そもそもFXは、放置で安全に増えるような商品ではない。金融庁は、外国為替証拠金取引について「相場が急激に変動したときは、証拠金の額を上回る損失が生じることがあります」と説明している。預けた以上のお金を失うこともある、ということだ。少ない元手で大きな取引を動かす仕掛け――借りた金を上乗せして、勝っても負けても振れ幅を大きくする仕組み――が前提にあるからである。それを「放置で勝てる」と言い換える時点で、仕組みの説明をひとつ飛ばしている。
本物かどうかは、勝率ではなく「登録」で確かめる
では、何を見ればいいのか。きれいな取引画面でも、先生の肩書きでも、見せられた勝率でもない。日本でFX(外国為替証拠金取引)を扱うには、登録が要る。金融庁は「外国為替証拠金取引は、金融商品取引法の登録を受けた業者でなければ行うことができません」と明記している。登録のない相手とのFX取引は、その時点で前提が崩れている。

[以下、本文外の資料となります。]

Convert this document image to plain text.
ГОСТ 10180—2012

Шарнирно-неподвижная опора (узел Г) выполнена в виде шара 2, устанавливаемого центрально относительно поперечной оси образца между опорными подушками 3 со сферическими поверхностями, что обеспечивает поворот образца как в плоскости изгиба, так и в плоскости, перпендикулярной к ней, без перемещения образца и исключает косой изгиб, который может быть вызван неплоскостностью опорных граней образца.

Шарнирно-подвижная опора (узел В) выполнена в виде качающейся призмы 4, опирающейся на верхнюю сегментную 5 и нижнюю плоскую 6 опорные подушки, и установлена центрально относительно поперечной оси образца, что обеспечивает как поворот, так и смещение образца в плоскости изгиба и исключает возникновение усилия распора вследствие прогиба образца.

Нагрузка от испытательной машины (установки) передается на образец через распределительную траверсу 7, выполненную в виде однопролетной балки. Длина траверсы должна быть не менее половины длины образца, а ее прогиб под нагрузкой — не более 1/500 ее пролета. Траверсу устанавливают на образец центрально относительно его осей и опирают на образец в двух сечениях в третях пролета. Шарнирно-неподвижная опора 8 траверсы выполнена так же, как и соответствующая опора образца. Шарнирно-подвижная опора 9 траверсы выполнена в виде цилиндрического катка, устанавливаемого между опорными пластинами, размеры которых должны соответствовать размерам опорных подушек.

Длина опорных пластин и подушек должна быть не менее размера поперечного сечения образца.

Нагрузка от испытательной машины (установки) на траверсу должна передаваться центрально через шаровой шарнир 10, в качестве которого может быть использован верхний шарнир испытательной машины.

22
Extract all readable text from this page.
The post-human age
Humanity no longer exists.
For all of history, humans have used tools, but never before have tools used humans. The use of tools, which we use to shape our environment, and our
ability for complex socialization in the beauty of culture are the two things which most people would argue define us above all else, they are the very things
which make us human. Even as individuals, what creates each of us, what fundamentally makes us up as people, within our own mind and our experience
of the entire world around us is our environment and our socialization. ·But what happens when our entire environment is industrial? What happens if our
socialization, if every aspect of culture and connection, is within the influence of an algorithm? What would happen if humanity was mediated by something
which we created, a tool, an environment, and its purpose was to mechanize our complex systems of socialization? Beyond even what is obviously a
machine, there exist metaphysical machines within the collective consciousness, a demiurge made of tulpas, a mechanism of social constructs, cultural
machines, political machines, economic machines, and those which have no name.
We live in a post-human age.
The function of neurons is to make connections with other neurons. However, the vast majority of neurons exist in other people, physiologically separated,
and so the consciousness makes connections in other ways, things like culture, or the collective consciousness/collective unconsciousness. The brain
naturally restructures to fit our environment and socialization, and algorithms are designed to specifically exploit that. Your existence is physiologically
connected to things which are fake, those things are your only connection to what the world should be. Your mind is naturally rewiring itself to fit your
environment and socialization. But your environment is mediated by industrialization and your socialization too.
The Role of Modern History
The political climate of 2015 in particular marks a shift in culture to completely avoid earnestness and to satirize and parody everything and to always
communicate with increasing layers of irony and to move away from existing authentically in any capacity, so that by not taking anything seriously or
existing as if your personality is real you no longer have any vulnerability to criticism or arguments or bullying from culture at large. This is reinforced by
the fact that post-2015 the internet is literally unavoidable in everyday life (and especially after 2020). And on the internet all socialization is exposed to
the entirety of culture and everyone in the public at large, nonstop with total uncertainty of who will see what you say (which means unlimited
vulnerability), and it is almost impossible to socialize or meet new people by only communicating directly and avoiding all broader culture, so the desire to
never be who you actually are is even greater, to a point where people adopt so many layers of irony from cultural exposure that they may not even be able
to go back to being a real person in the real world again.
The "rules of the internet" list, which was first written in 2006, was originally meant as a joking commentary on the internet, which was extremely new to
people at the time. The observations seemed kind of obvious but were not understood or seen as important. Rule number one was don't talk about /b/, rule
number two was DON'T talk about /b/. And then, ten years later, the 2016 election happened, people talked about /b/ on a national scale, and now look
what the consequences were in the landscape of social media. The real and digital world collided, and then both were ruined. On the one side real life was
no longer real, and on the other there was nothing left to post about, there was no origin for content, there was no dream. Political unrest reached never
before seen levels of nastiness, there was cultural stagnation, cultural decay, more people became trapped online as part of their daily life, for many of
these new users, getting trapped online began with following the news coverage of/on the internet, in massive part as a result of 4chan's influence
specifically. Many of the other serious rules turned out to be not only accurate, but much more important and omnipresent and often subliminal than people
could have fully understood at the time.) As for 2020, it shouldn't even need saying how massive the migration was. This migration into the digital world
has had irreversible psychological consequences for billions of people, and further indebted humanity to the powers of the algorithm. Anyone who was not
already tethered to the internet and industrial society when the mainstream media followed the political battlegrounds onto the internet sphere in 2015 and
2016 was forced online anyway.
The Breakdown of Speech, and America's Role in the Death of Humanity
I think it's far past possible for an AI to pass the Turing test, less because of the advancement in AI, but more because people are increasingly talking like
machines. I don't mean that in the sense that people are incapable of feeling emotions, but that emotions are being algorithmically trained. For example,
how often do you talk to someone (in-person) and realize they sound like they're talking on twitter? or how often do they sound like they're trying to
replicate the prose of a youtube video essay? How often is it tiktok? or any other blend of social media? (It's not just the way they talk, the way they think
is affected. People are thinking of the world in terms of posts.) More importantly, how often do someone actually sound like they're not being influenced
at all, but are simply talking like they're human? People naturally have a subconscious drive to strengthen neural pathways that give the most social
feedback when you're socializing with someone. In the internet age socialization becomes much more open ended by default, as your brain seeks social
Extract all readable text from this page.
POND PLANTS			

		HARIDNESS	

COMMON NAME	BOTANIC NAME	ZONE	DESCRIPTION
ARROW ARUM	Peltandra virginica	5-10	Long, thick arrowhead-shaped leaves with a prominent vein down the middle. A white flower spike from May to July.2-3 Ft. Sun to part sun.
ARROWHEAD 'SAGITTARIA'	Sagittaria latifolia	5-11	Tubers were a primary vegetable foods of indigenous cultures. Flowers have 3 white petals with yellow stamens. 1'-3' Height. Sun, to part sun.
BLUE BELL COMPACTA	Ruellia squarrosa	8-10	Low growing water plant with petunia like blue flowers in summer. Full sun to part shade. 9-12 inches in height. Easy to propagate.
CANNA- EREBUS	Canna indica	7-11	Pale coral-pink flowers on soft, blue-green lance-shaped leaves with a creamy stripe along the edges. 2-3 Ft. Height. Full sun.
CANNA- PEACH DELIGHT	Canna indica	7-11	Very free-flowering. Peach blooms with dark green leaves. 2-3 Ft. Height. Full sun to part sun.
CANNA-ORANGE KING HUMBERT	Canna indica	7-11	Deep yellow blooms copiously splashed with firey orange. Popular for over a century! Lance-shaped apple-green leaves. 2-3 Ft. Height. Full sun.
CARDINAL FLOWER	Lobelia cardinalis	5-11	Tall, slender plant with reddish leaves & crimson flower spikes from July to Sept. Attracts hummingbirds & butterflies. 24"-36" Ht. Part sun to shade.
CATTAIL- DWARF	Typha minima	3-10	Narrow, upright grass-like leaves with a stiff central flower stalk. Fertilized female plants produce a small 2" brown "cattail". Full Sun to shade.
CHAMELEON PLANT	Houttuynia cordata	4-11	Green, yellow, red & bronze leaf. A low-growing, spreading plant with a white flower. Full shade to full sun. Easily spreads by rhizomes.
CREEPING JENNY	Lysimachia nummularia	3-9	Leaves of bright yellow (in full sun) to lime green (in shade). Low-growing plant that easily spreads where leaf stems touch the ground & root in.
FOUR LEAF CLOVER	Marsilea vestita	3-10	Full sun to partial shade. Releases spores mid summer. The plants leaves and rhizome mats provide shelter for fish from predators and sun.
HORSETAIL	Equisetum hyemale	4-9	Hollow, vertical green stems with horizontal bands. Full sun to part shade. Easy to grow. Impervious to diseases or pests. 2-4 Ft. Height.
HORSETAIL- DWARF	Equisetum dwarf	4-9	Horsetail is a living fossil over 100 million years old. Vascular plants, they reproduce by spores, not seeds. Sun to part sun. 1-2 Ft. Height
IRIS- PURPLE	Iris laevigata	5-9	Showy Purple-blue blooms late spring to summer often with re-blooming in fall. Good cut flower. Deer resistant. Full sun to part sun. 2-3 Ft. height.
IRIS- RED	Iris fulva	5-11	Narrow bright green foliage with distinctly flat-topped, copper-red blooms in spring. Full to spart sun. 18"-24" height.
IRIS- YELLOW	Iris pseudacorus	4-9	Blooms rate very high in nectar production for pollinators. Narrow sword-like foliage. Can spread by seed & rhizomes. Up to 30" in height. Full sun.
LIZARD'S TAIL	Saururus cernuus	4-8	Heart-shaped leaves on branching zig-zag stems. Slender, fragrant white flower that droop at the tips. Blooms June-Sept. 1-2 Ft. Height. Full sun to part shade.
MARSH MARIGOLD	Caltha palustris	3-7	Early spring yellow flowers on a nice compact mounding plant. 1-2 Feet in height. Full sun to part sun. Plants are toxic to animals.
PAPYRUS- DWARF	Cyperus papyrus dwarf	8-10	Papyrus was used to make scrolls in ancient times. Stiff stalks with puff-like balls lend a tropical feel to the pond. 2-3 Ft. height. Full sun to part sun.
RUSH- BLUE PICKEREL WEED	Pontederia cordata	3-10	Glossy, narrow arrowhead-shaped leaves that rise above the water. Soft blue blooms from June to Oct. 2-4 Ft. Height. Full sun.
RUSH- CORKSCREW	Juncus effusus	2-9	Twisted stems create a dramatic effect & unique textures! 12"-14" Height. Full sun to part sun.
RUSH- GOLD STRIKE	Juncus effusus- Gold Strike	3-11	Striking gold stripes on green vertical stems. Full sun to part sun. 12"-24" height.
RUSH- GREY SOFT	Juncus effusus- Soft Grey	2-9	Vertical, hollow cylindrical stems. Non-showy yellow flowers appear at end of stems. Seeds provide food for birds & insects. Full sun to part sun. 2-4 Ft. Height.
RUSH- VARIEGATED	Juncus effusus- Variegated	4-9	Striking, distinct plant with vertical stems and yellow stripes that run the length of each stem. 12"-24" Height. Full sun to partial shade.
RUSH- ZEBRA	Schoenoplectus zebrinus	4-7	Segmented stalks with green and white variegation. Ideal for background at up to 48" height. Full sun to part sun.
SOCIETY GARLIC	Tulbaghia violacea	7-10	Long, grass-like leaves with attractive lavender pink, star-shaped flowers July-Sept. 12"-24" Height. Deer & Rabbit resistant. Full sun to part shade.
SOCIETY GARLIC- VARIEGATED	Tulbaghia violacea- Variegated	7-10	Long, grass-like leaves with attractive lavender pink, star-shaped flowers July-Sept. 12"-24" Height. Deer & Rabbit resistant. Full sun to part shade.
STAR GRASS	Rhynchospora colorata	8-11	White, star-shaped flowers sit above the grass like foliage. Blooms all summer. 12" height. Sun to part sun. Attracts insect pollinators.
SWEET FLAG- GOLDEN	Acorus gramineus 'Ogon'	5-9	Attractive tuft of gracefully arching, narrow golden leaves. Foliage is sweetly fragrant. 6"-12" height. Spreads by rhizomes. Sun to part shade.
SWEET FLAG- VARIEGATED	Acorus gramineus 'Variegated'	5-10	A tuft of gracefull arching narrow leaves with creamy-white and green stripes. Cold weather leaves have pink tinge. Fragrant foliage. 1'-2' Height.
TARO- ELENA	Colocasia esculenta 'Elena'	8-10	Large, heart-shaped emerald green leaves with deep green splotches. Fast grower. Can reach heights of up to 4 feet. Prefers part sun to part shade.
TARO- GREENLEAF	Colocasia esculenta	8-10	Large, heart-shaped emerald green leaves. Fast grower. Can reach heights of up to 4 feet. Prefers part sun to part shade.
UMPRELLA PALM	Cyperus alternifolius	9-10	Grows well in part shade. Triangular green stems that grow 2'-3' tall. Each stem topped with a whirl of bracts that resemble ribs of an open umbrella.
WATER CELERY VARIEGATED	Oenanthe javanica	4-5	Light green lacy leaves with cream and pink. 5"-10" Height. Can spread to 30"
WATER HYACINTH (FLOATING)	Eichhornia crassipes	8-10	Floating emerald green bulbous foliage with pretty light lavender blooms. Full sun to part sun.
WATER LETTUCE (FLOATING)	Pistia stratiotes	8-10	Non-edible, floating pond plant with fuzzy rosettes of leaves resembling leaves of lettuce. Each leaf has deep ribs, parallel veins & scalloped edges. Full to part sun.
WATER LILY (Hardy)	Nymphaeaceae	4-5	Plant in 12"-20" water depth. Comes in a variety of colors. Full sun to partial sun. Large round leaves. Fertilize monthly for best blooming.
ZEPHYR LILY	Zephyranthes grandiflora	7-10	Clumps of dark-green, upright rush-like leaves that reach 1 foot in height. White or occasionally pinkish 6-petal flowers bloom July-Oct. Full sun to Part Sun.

とりわけ、海外にあるとされる無登録の業者には注意したい。金融庁は「無登録業者は、投資者等の保護のための態勢が確保されているか当局では確認できず、登録を受けている業者と同等の態勢が整っていない可能性が高い」と説明している(2023年)。確かめる手段は用意されている。相手が名乗る社名や登録番号は、金融庁「免許・許可・登録等を受けている事業者一覧」で、自分の手で照らし合わせられる。実在する業者の名が出てきても、目の前で勧誘している相手がその業者本人とは限らない。社名ではなく、登録の有無そのものを確かめたい。
すでに送金してしまった方へ
もう振り込んでしまった方へ。気持ちは分かるが、まず一つだけ。お金を取り戻すこと以上に、これ以上払わないことが先だ。「あと少しで出金できる」「税金を払えば戻る」「もう一度入金すれば凍結が解ける」と言われても、そこで止めてほしい。順序はこうなる。
- 追加の入金は、どんな名目でもいったん止める
- やり取りの画面・振込の記録・相手の連絡先や口座名義を、消される前に残す
- 振り込んだ銀行や決済の窓口に、できるだけ早く連絡する
- 公的な窓口に相談する――消費者ホットライン「188」、警察相談専用電話「#9110」、FXなど金融取引なら金融庁の金融サービス利用者相談室
私には個別の解決はできない。最終的な判断は、正規の窓口に委ねてほしい。それが一番確かだ。
この記事のまとめ
- 「勝率90%」「自動で増える」といった数字は勧誘側が作れる表示のことがあり、検証できない。「必ず勝てる」と言い切る勧誘自体が法律で禁じられている
- 入口はSNS・マッチングアプリで親しくなった相手や「無料グループ」からが多く、実在業者の名がかたられることもある
- 本物かどうかは勝率ではなく登録で確かめる。日本でFXを扱うには登録が必要で、無登録の海外業者は高リスク。出金時に追加入金を求められたら、そこで止める
見るべきは右肩上がりのチャートでも勝率でもなく、振込先と、その数字の出どころ。確かめられないなら、その場で動かさない。